One place where customers are surely looking is their smartphones, which is one reason why San Francisco-based Insequent is so busy. Insequent, which launched in early 2010, specializing in developing mobile sites for small businesses it serves by partnering with local publishers including Digital First Media and McClatchy.
In addition to mobile websites, Insequent provides SMS services and is preparing to launch an instant app builder that will allow local businesses to sell their products and promote their companies through the Apple and Android app stores. Founder and CEO Mark Porter predicts demand for this type of service will continue to grow.
"You're putting those marketing dollars where they're going to be most effective," he says. "Certainly a mobile phone is going to be a great place to put that."

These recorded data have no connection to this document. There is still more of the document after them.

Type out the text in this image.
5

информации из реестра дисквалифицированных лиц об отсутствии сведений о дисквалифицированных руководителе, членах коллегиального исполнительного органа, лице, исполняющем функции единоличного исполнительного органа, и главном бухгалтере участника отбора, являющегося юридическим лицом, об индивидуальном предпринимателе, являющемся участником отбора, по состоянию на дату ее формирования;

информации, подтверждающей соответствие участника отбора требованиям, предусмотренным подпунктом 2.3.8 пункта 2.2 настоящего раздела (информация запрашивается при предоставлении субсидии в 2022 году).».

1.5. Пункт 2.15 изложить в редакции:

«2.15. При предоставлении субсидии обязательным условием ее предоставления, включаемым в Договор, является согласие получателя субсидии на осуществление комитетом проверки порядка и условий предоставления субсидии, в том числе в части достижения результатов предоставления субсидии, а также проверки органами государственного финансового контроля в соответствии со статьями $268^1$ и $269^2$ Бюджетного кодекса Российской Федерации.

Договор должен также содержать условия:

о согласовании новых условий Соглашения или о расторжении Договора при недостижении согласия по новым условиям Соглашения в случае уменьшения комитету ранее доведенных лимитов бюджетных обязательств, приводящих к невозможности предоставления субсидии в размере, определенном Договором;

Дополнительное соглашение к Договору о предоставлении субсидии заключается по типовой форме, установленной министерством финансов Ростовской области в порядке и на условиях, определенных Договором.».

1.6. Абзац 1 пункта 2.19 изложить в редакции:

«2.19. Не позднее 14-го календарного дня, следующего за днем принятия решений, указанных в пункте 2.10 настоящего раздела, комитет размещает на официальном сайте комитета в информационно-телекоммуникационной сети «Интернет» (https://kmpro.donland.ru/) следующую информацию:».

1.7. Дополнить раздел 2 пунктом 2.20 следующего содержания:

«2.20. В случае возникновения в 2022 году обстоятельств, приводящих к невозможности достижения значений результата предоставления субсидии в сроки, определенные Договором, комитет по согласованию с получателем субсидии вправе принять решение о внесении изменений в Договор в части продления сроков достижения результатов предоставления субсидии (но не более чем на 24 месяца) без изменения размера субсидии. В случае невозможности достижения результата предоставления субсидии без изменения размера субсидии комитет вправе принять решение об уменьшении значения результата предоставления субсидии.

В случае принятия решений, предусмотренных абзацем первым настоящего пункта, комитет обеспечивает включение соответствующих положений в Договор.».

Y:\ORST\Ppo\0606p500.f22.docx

The question of who will dominate in digital marketing services is on everyone's mind, and it won't be easy to answer. It's apparent, though, that the competition will be fierce. Along with the Local Media Association and Borrell Associates, the Local Search Association is hosting a mobile/social workshop in late August. Companies like Propel are hiring sales reps in markets all over the country. And Hively recently led a digital marketing seminar in Virginia that drew 135 local businesses.
"It's a great kickoff," he says. "We were signing people up immediately."